ATLANTA — Adults exposed to high levels of air pollution are at an increased risk of developing Alzheimer’s disease. That’s the finding of a new Emory University study that is considered the largest of its kind.

Published in “Environmental Health Perspectives,” the study gathered data from 1,113 participants in the Atlanta metropolitan area. Analysis of that data revealed positive biomarkers for Alzheimer’s disease among participants exposed to ambient and traffic-related air pollution at their homes. According to Emory University, the study backs up the results of previous smaller efforts that have suggested air pollution contributes to degeneration in the brain.

“Together, our recent studies represent both ends of the spectrum,” Dr. Anke Huels, lead author and an assistant professor in the Department of Epidemiology at Emory’s Rollins School of Public Health, said in a press release.

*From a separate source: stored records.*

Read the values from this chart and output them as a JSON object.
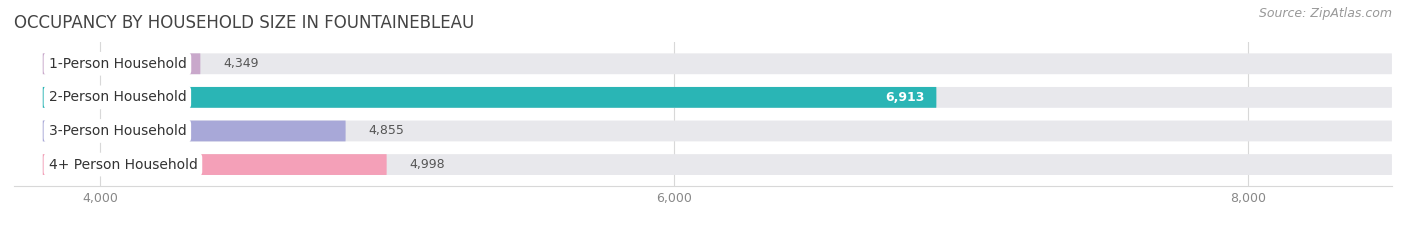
{
  "title": "OCCUPANCY BY HOUSEHOLD SIZE IN FOUNTAINEBLEAU",
  "source": "Source: ZipAtlas.com",
  "categories": [
    "1-Person Household",
    "2-Person Household",
    "3-Person Household",
    "4+ Person Household"
  ],
  "values": [
    4349,
    6913,
    4855,
    4998
  ],
  "bar_colors": [
    "#c9a8cb",
    "#2ab5b5",
    "#a8a8d8",
    "#f4a0b8"
  ],
  "bar_bg_color": "#e8e8ec",
  "xlim_min": 3700,
  "xlim_max": 8500,
  "xaxis_min": 3800,
  "xticks": [
    4000,
    6000,
    8000
  ],
  "figsize": [
    14.06,
    2.33
  ],
  "dpi": 100,
  "bar_height": 0.62,
  "value_color_inside": "#ffffff",
  "value_color_outside": "#555555",
  "title_fontsize": 12,
  "label_fontsize": 10,
  "value_fontsize": 9,
  "tick_fontsize": 9,
  "source_fontsize": 9,
  "bg_color": "#ffffff",
  "grid_color": "#d8d8d8",
  "title_color": "#444444",
  "tick_color": "#888888"
}
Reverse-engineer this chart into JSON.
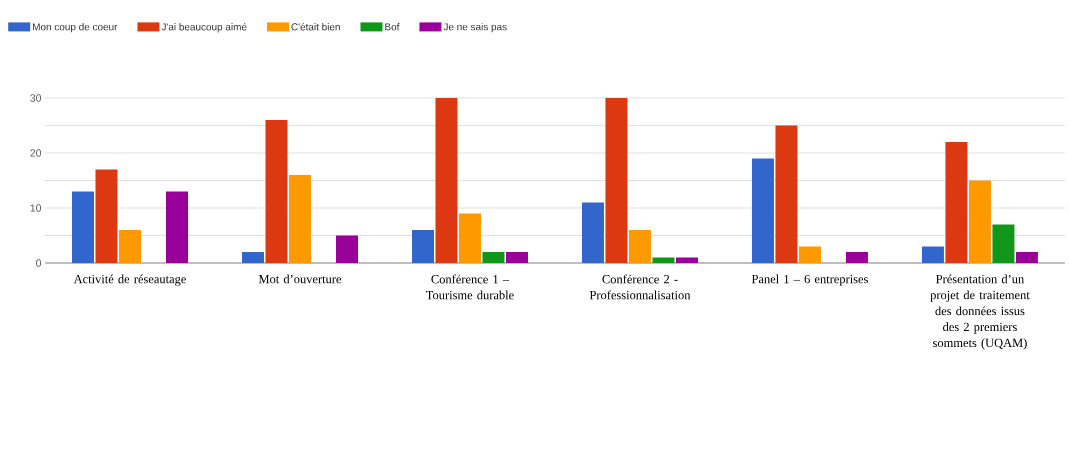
{
  "chart_data": {
    "type": "bar",
    "categories": [
      "Activité de réseautage",
      "Mot d’ouverture",
      "Conférence 1 – Tourisme durable",
      "Conférence 2 - Professionnalisation",
      "Panel 1 – 6 entreprises",
      "Présentation d’un projet de traitement des données issus des 2 premiers sommets (UQAM)"
    ],
    "series": [
      {
        "name": "Mon coup de coeur",
        "color": "#3366cc",
        "values": [
          13,
          2,
          6,
          11,
          19,
          3
        ]
      },
      {
        "name": "J'ai beaucoup aimé",
        "color": "#dc3912",
        "values": [
          17,
          26,
          30,
          30,
          25,
          22
        ]
      },
      {
        "name": "C'était bien",
        "color": "#ff9900",
        "values": [
          6,
          16,
          9,
          6,
          3,
          15
        ]
      },
      {
        "name": "Bof",
        "color": "#109618",
        "values": [
          null,
          null,
          2,
          1,
          null,
          7
        ]
      },
      {
        "name": "Je ne sais pas",
        "color": "#990099",
        "values": [
          13,
          5,
          2,
          1,
          2,
          2
        ]
      }
    ],
    "ylim": [
      0,
      30
    ],
    "yticks": [
      0,
      {
        "value": 5,
        "label": null
      },
      10,
      {
        "value": 15,
        "label": null
      },
      20,
      {
        "value": 25,
        "label": null
      },
      30
    ],
    "grid": "y",
    "legend": "top left"
  }
}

“In our previous study we showed associations between residential exposure to air pollution and Alzheimer’s-related changes in the brain in an autopsy cohort and now, we found similar results in a study of living adults who were on average 15 years younger and cognitively healthy,” Huels said. “This is important because it shows that residential air pollution can negatively affect our brain even decades before we actually develop Alzheimer’s disease. This points to a sensitive time period for both exposure and opportunity, because that is time when prevention strategies and interventions are most effective.”

According to the Atlanta-based Centers for Disease Control and Prevention, as many as 5.8 million Americans lived with Alzheimer’s disease in 2020.

As the U.S. population ages, those numbers will grow. By 2060, the CDC projects, the number of cases within the U.S. will nearly triple to 14 million people.